My sister and I have made my mom a birthday cake together for the past few years. I love baking with other people – especially my sister 🙂 My mom loves pumpkin and loves toffee, so we found the perfect combination for her. This cake has 3 thin layers – the first layer is more like a pumpkin pie, the second is cake mix crumbles, and the top includes pecans and toffee 🙂
1 15 oz can of Pumpkin
1 10 oz can of evaporated milk OR can use 1 cup regular milk
1 cup brown sugar
2 tsp pumpkin pie spice
1 package yellow cake mix
1/2 cup melted butter
6-8 full graham crackers crumbled
1/2 cup toffee bits
1/2 cup pecan crumbles
Preheat oven to 350 degrees.
First, blend pumpkin, milk, eggs, brown sugar, pumpkin pie spice. Mix until well combined.

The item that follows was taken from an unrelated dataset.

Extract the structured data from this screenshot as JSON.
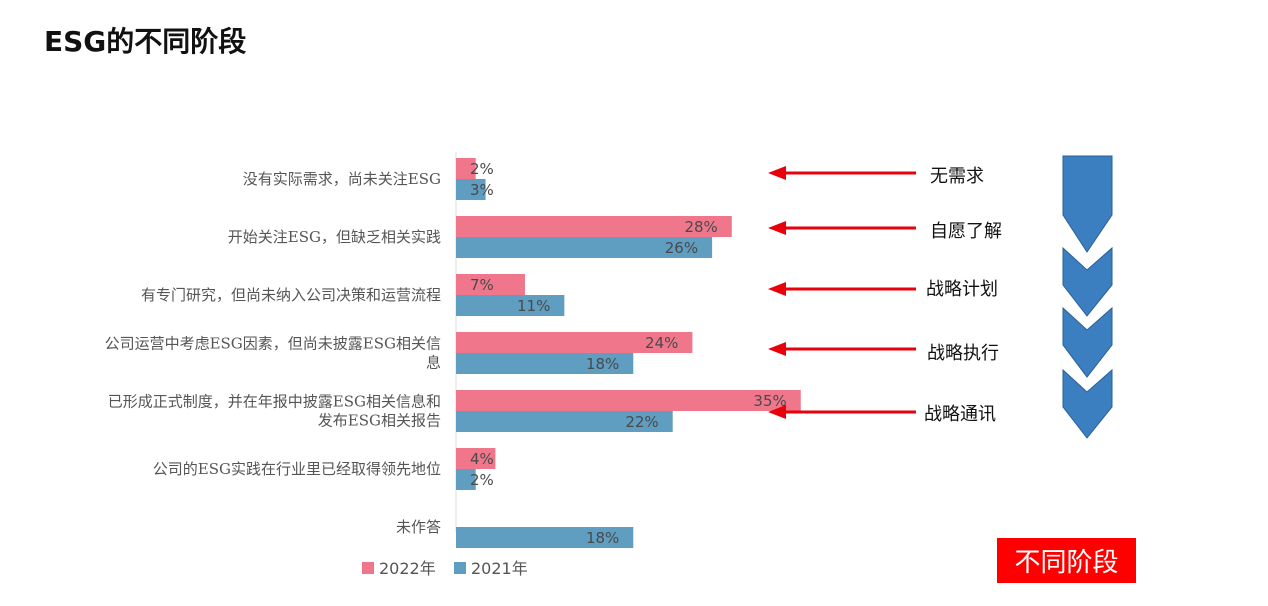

Add about 1/3 of the cake mix to mix it in.
Pour into 9×13 greased pan.
Sprinkle remaining cake mix on top, followed by graham crackers, pecans, then toffee. Pour the melted butter on top!
Bake for 45 minutes at 350 degrees.
Let cake cool completely. Serve with a dollop of cool whip 🙂
This recipe was originally found at : http://cookiesandcups.com/pumpkin-dump-cake/
We reduced the butter by half and used skim milk to cut the calories.